Après deux heures de marche ininterrompue, je pris le temps de m'asseoir sur une souche verdie par la mousse. Je déposai mon sac à dos humide de sueur sur le sol moite du sentier et bus de l'eau à grandes gorgées. Une vue magnifique s'offrit à moi : le soleil rougeoyant disparaissait lentement dans le creux de la vallée. Je fermai les yeux, savourant les derniers rayons de lumière sur mes paupières closes. Je respirai profondément et lentement. La longue inspiration que je pris me permit de saisir les effluves d'humus et de fougère qui s'élevaient en panache dans les airs. Mon odorat est très délicat : le moindre arôme agréable m'évoque facilement un souvenir ; la moindre odeur fétide me rend malade. Les parfums de la forêt, libérés par l'humidité du soir, me rappelaient mon adolescence et ses soirées d'été passées autour des feux de camp. Perdue dans mes vagues souvenirs, je perçus une odeur bizarre dans ce bouquet de senteurs délicieuses. Je m'y attardai un instant, lorsqu'une sensation piquante envahit mon nez et me prit à la gorge. Cette émanation inopinée se présenta à moi comme une grosse tache infâme sur une toile de maître. Elle n'avait pas sa place ici. Elle gâchait ma contemplation, mon bonheur instantané.

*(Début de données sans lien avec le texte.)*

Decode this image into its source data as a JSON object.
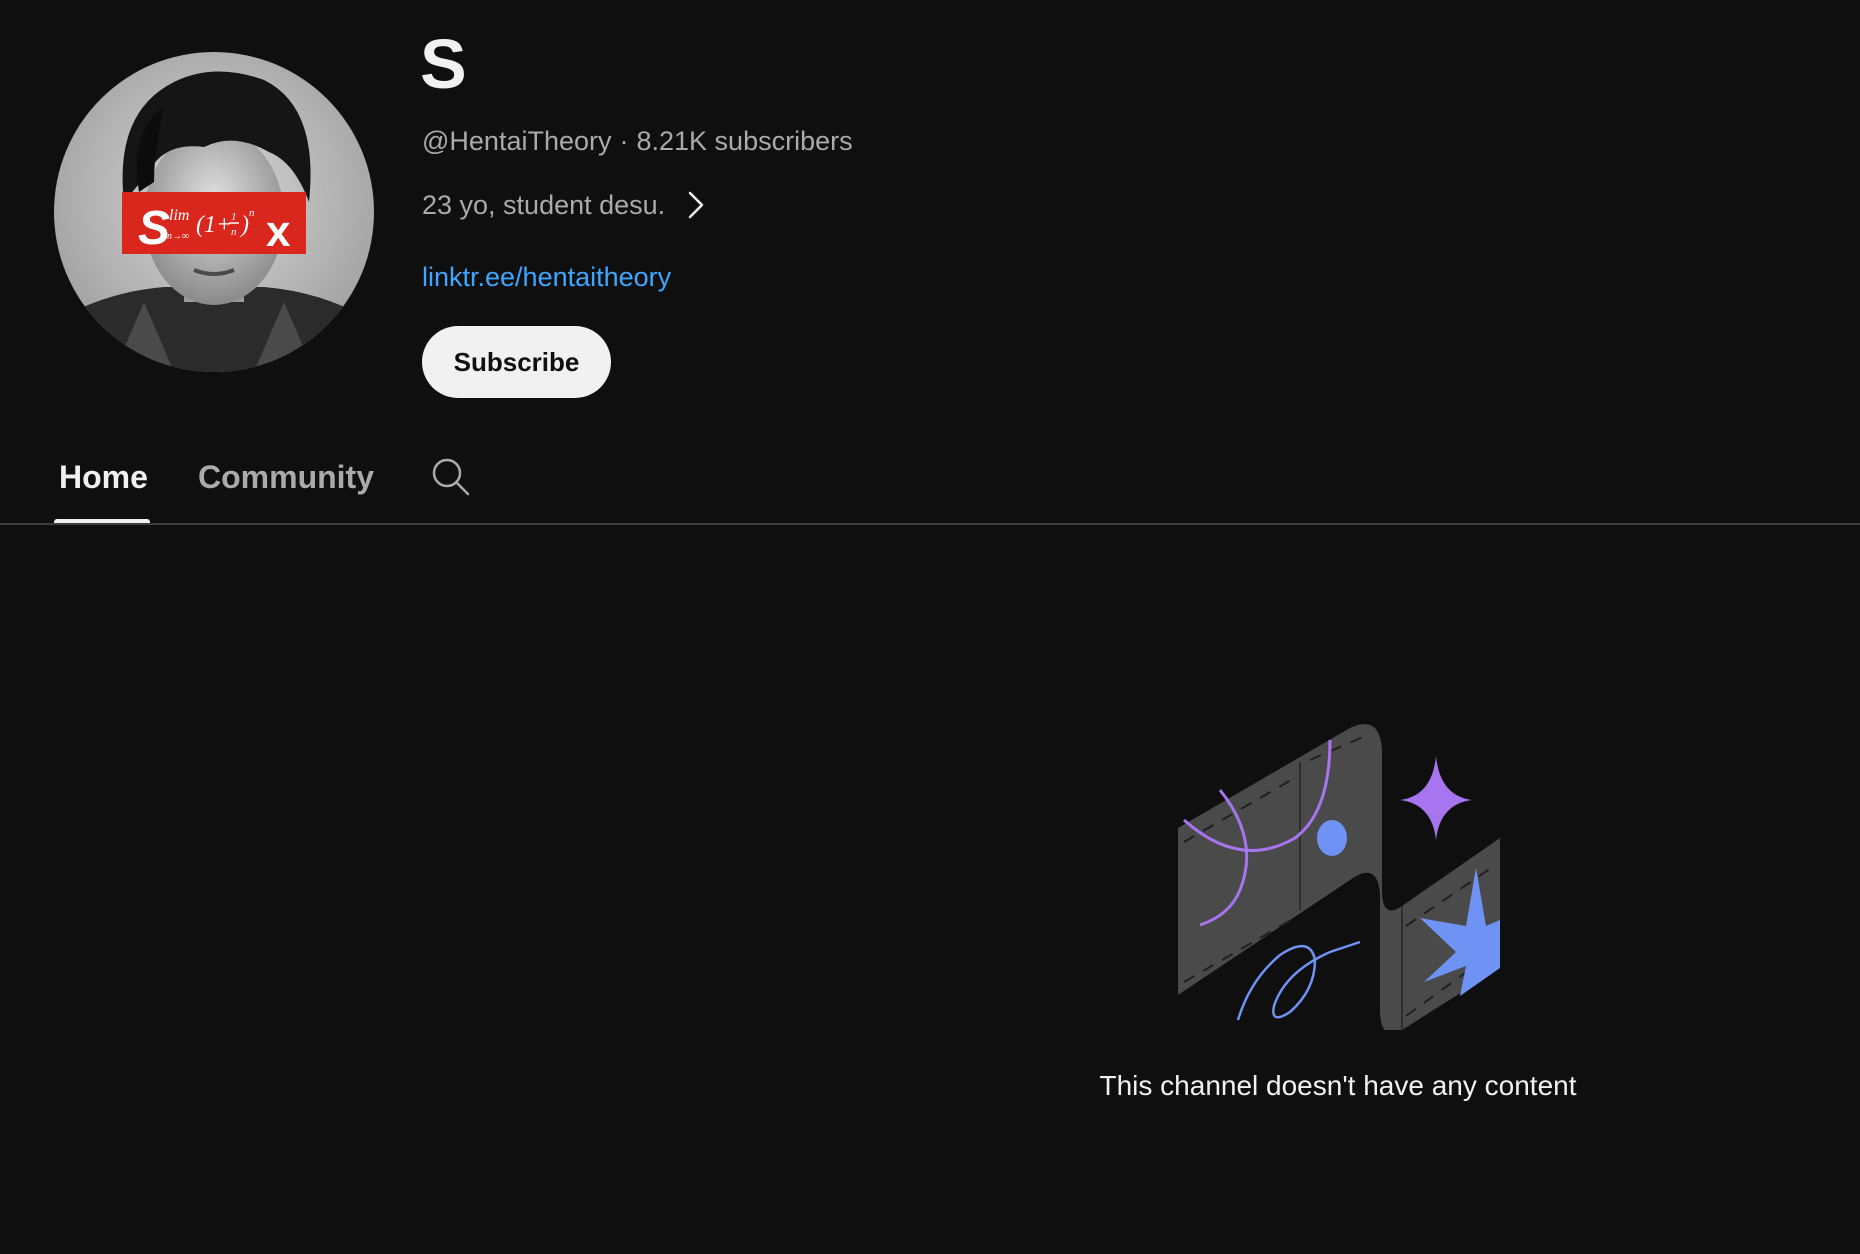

Mon premier réflexe fut de la fuir. Je pris mes affaires et continuai mon chemin, écœurée. D'où pouvait provenir une telle puanteur ? Ma conclusion hâtive me donna un frisson dans le dos. Y avait-il un cadavre dans les sous-bois ? Quelque chose qui m'aurait fait hurler de dégoût ? Mon corps fut envahi de spasmes suite à mon imagination débordante. Très vite, l'impression d'être la prochaine victime sur la liste d'un tueur en série s'empara de ma raison. Ma gorge se noua sous l'effet de l'émotion. J'augmentai la cadence de mes pas, hésitante, incapable de savoir si la menace était réelle ou imaginaire. Je jetai quelques regards effrayés autour de moi ; la sueur commença à perler sur mes tempes et ma respiration perdit son rythme régulier.

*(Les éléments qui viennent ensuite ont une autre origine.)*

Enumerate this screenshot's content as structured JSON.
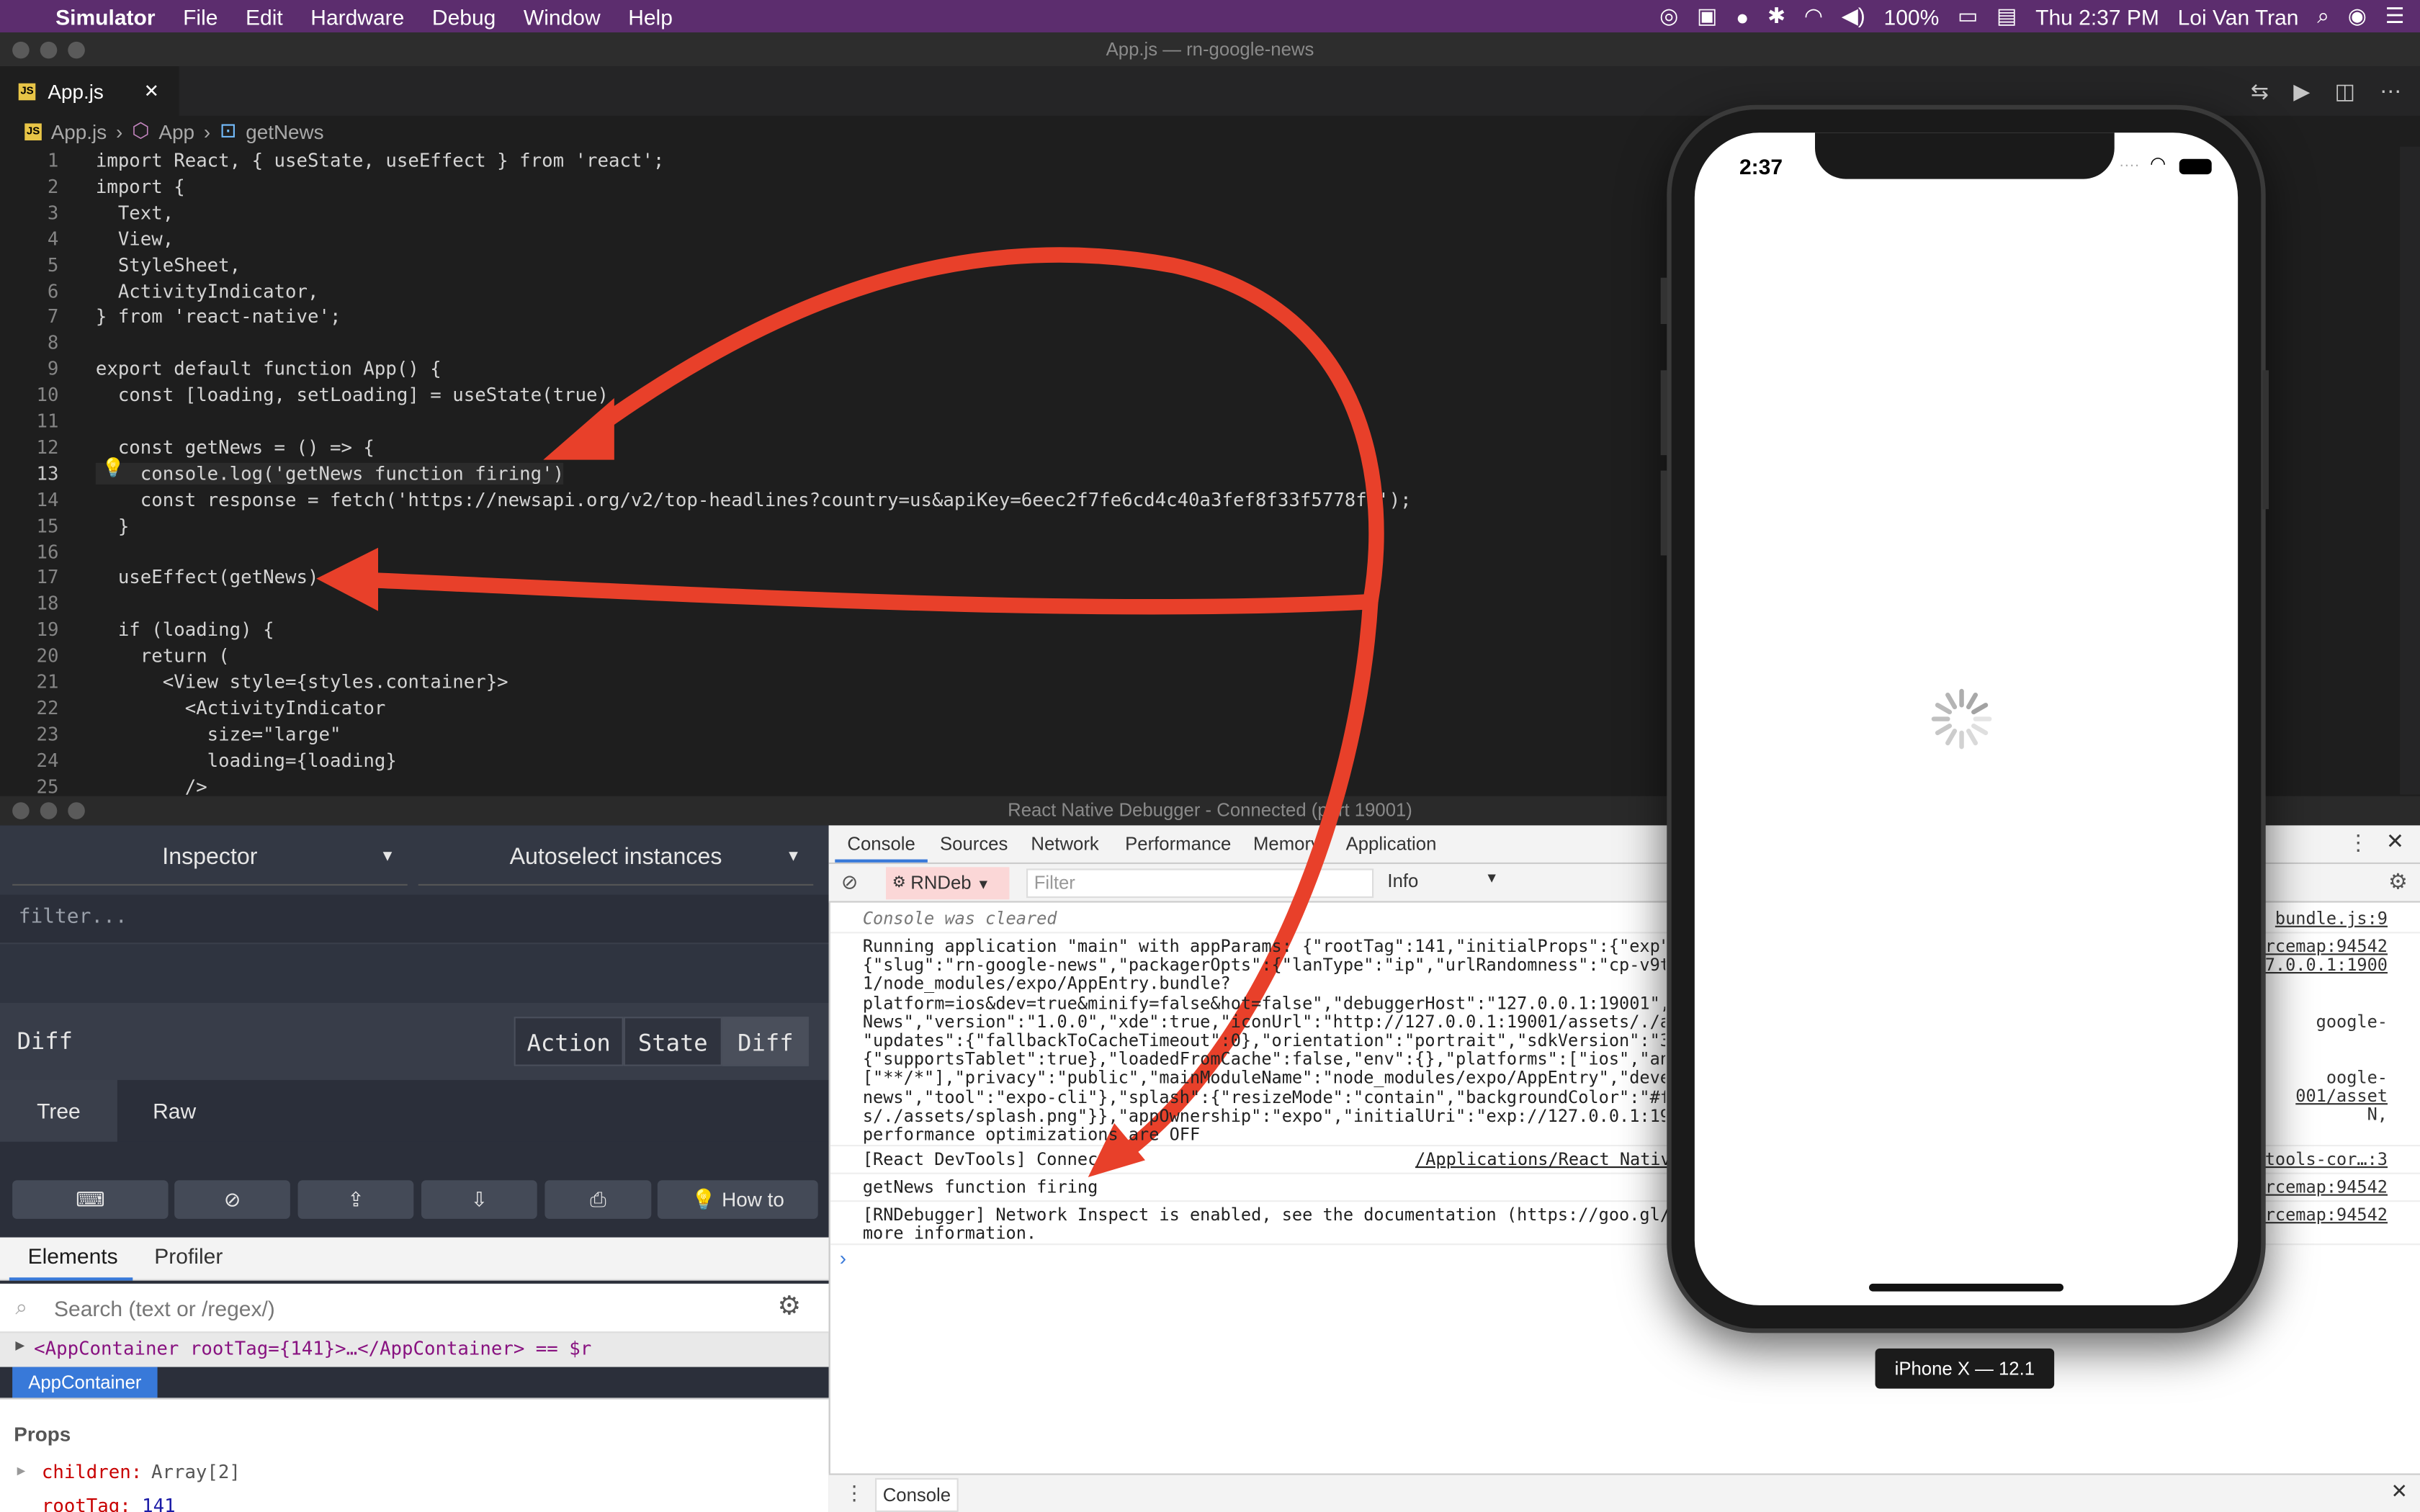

Je perçus, à distance, l'odeur caractéristique de la peur que dégageait la sueur de cette femme. Elle emplissait mes narines de la promesse d'une satisfaction à venir. J'aurais pu suivre cette randonneuse des heures et attendre qu'elle s'épuise d'elle-même, victime de ses propres élucubrations.

J'avalai difficilement, prise de nausées. Le relent répugnant était resté accroché à mes muqueuses et je ne pouvais plus m'en défaire.

Mon odeur la dégoûtait et pourtant, elle n'était pas prête d'en être libérée...

J'entendis une branche craquer et je décelai du mouvement dans la végétation. Je poussai un petit cri de terreur. Ce que je croyais être le fruit de mon imagination prit soudainement consistance. Une peur incontrôlable s'empara du centre de mon corps et irradia dans chacun de mes muscles. Je ne fus plus maîtresse de mes mouvements : mes jambes se mirent à tournoyer rapidement pour tenter de me mettre à l'abri. Ma respiration s'emballa. J'entendis mon cœur battre dans mes oreilles, à coups secs et réguliers.

Je m'approchai suffisamment pour qu'elle sente ma présence sans pouvoir me voir, ce qui renforça son sentiment d'angoisse profonde.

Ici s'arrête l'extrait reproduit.